The 2011–12 Commonwealth Bank Series was a triangular One Day International cricket tournament, played by Australia, India and Sri Lanka. The tournament was held in Australia from 5 February 2012 to 8 March 2012, and consisted of a round robin stage, in which each nation played each of the others four times. The top two teams at the end of the round robin stage then participated in a best-of-three finals series.

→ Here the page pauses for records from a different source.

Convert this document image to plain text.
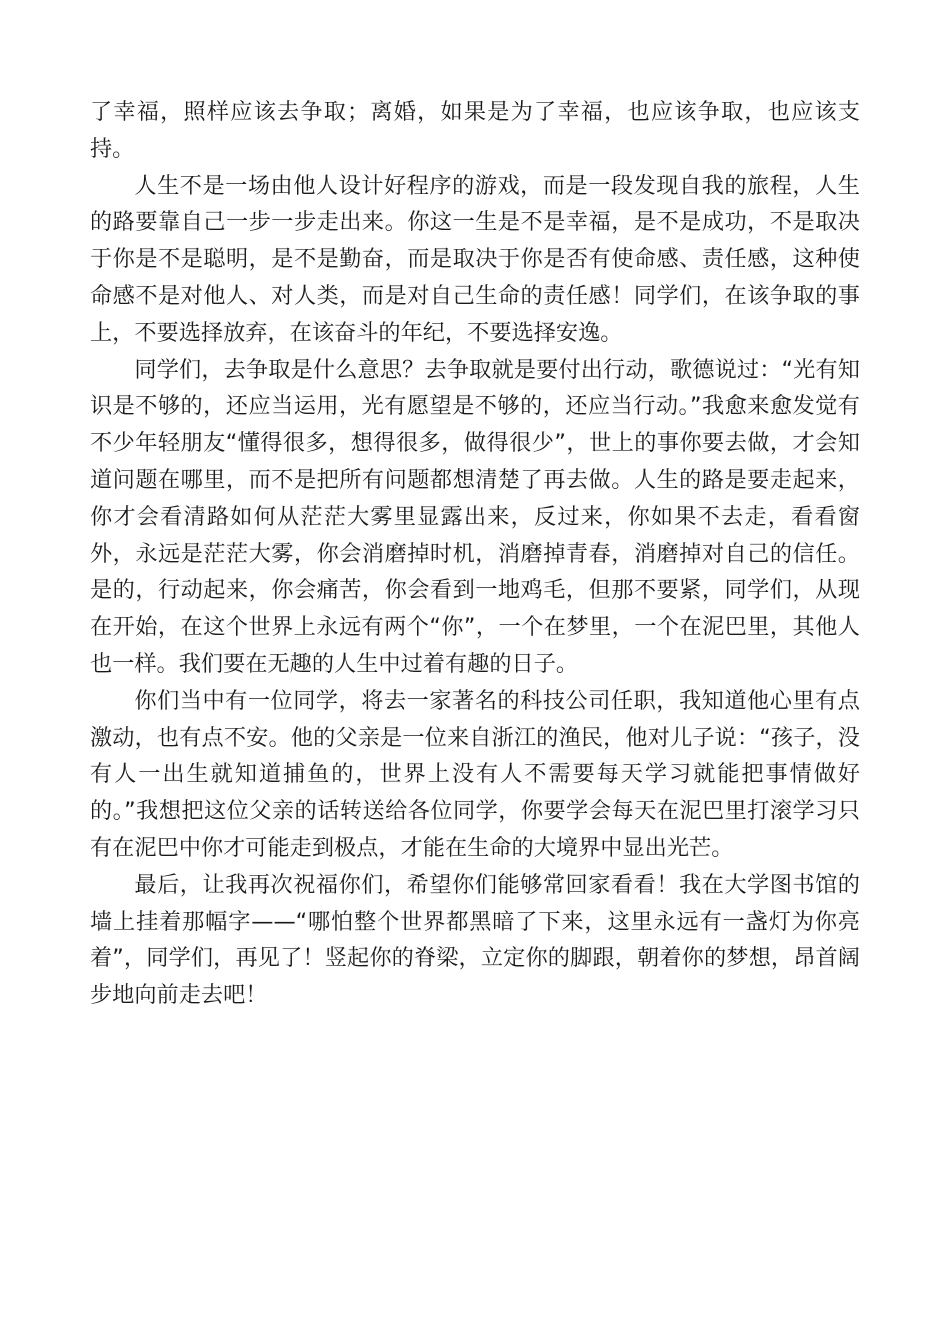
了幸福，照样应该去争取；离婚，如果是为了幸福，也应该争取，也应该支持。

人生不是一场由他人设计好程序的游戏，而是一段发现自我的旅程，人生的路要靠自己一步一步走出来。你这一生是不是幸福，是不是成功，不是取决于你是不是聪明，是不是勤奋，而是取决于你是否有使命感、责任感，这种使命感不是对他人、对人类，而是对自己生命的责任感！同学们，在该争取的事上，不要选择放弃，在该奋斗的年纪，不要选择安逸。

同学们，去争取是什么意思？去争取就是要付出行动，歌德说过：“光有知识是不够的，还应当运用，光有愿望是不够的，还应当行动。”我愈来愈发觉有不少年轻朋友“懂得很多，想得很多，做得很少”，世上的事你要去做，才会知道问题在哪里，而不是把所有问题都想清楚了再去做。人生的路是要走起来，你才会看清路如何从茫茫大雾里显露出来，反过来，你如果不去走，看看窗外，永远是茫茫大雾，你会消磨掉时机，消磨掉青春，消磨掉对自己的信任。是的，行动起来，你会痛苦，你会看到一地鸡毛，但那不要紧，同学们，从现在开始，在这个世界上永远有两个“你”，一个在梦里，一个在泥巴里，其他人也一样。我们要在无趣的人生中过着有趣的日子。

你们当中有一位同学，将去一家著名的科技公司任职，我知道他心里有点激动，也有点不安。他的父亲是一位来自浙江的渔民，他对儿子说：“孩子，没有人一出生就知道捕鱼的，世界上没有人不需要每天学习就能把事情做好的。”我想把这位父亲的话转送给各位同学，你要学会每天在泥巴里打滚学习只有在泥巴中你才可能走到极点，才能在生命的大境界中显出光芒。

最后，让我再次祝福你们，希望你们能够常回家看看！我在大学图书馆的墙上挂着那幅字——“哪怕整个世界都黑暗了下来，这里永远有一盏灯为你亮着”，同学们，再见了！竖起你的脊梁，立定你的脚跟，朝着你的梦想，昂首阔步地向前走去吧！
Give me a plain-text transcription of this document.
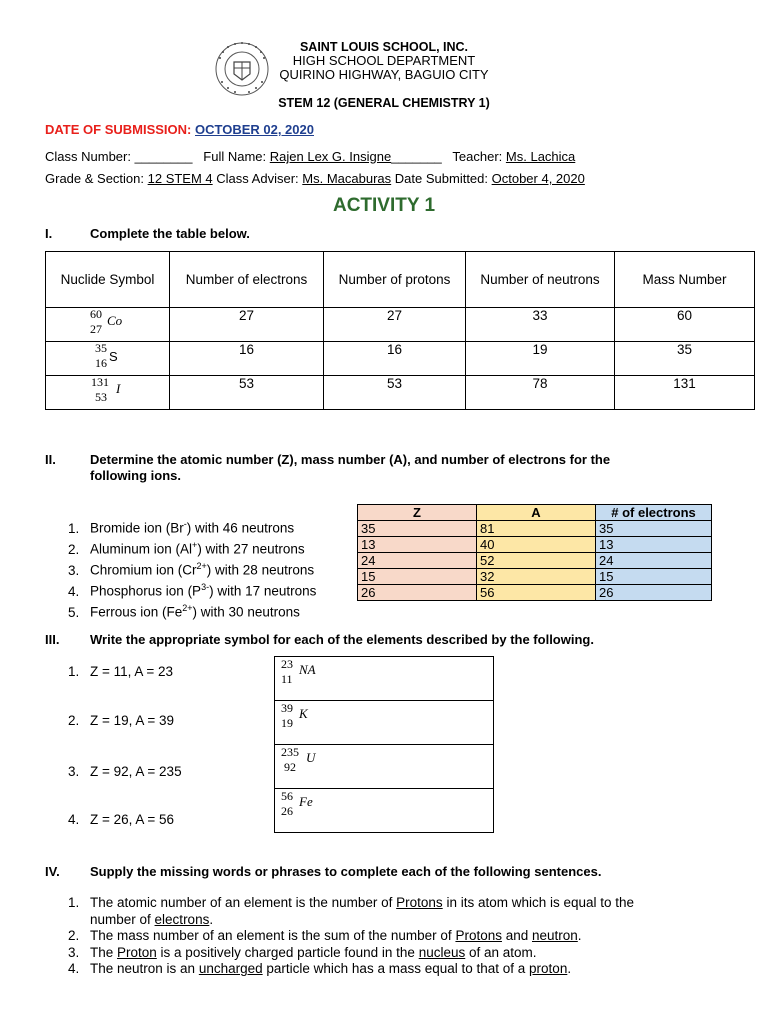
SAINT LOUIS SCHOOL, INC.
HIGH SCHOOL DEPARTMENT
QUIRINO HIGHWAY, BAGUIO CITY
STEM 12 (GENERAL CHEMISTRY 1)
DATE OF SUBMISSION: OCTOBER 02, 2020
Class Number: ________ Full Name: Rajen Lex G. Insigne_______ Teacher: Ms. Lachica
Grade & Section: 12 STEM 4 Class Adviser: Ms. Macaburas Date Submitted: October 4, 2020
ACTIVITY 1
I.	Complete the table below.
Nuclide Symbol	Number of electrons	Number of protons	Number of neutrons	Mass Number

60
27
Co	27	27	33	60

35
16 S	16	16	19	35

131
53
I	53	53	78	131
II.	Determine the atomic number (Z), mass number (A), and number of electrons for the
following ions.
1. Bromide ion (Br-) with 46 neutrons
2. Aluminum ion (Al+) with 27 neutrons
3. Chromium ion $(Cr^{2+})$ with 28 neutrons
4. Phosphorus ion $(P^{3-})$ with 17 neutrons
5. Ferrous ion $(Fe^{2+})$ with 30 neutrons
Z	A	# of electrons
35	81	35
13	40	13
24	52	24
15	32	15
26	56	26
III. Write the appropriate symbol for each of the elements described by the following.
1. Z = 11, A = 23
2. Z = 19, A = 39
3. Z = 92, A = 235
4. Z = 26, A = 56
23
11
NA

39
19
K

235
92
U

56
26
Fe
IV. Supply the missing words or phrases to complete each of the following sentences.
1. The atomic number of an element is the number of Protons in its atom which is equal to the
number of electrons.
2. The mass number of an element is the sum of the number of Protons and neutron.
3. The Proton is a positively charged particle found in the nucleus of an atom.
4. The neutron is an uncharged particle which has a mass equal to that of a proton.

In a close round robin, Sri Lanka and Australia qualified for the finals series, each with 19 points in the group stage; India finished last with 15 points, and did not qualify for the finals. Australia went on to beat Sri Lanka 2–1 in the finals.

Group Stage
| Pos | Team | P | W | L | T | NR | BP | Points | NRR | For | Against |
| 1 | Sri Lanka | 8 | 4 | 3 | 1 | 0 | 1 | 19 | +0.164 | 1977 (373.3) | 1920 (374.2) |
| 2 | Australia | 8 | 4 | 4 | 0 | 0 | 3 | 19 | +0.454 | 1916 (373) | 1663 (355.1) |
| 3 | India | 8 | 3 | 4 | 1 | 0 | 1 | 15 | −0.593 | 1793 (365) | 2103 (382) |

For information about the tournament, including match results, see 2011–12 Commonwealth Bank Series.

==Aftermath==
The Indian cricket team, humiliated in all forms of the game in the tour, was the subject of ridicule from the media and former cricketers. The Australian wrote under the headline "India's pillars of strength reduced to useless rubble" Dhoni is not the only shaky pillar of what only eight months ago was the number one cricket nation in the world. VVS Laxman, once the scourge of Australian bowlers, is being flayed himself at home after scores of 2,1, 2, 66, 31 and 0. Virender Sehwag, who warmed up for this series by scoring the fastest double century in One-Day International history, also is trending south faster than Scott and Amundsen, having followed up his whirlwind 67 in Melbourne with innings of 7, 30, 4, 0 and 10. Worst of all, Dhoni has failed with the bat. The Indian captain is no thunderer at the best of times – neither is coach Duncan Fletcher, which may be part of the problem – but how can he demand more of his batsmen when he has nowhere to hide behind scores of 6, 23, 57no, 2, 12 and 2? India has not had a single century-maker in the past three Tests, The Daily Telegraph said that India's performance was "so bad that the first question that came Michael Clarke's way at the press conference was 'did it feel as if you were playing Bangladesh?'". The newspaper also played up Dhoni's one-match ban due to the Indian team's slow over-rate in the third Test. Under the headline 'Dhoni dumped from Adelaide Test', the newspaper wrote, "India's shambolic tour of Australia plunged into unprecedented disarray when their captain MS Dhoni was sensationally banned from playing in the final Test due to slow over rates". The Herald Sun wrote about how Australia built up a team after the Ashes humiliation last year while sarcastically mentioning the visiting players skipping practice sessions in the tour.As painful as it was, getting flogged in last year's Ashes may be remembered as the recession Australia had to have. Nothing is being taken for granted in Australian cricket any more. The new coaching unit is working well under head coach Mickey Arthur and Australia has worked hard to freshen up every aspect of its game. India, by contrast, just lobs along, its players pocketing millions each year and too spoilt to make major sacrifices. It's appropriate that many Indian players spent a lot of time last week sitting under trees at training, because their entire Test match game is being left in the shade.

The Indian tour to Australia was the last international series for Rahul Dravid and VVS Laxman. Dravid announced his retirement from international cricket soon after the tour and Laxman announced his retirement after he was selected for the two match home series against New-Zealand in August 2012.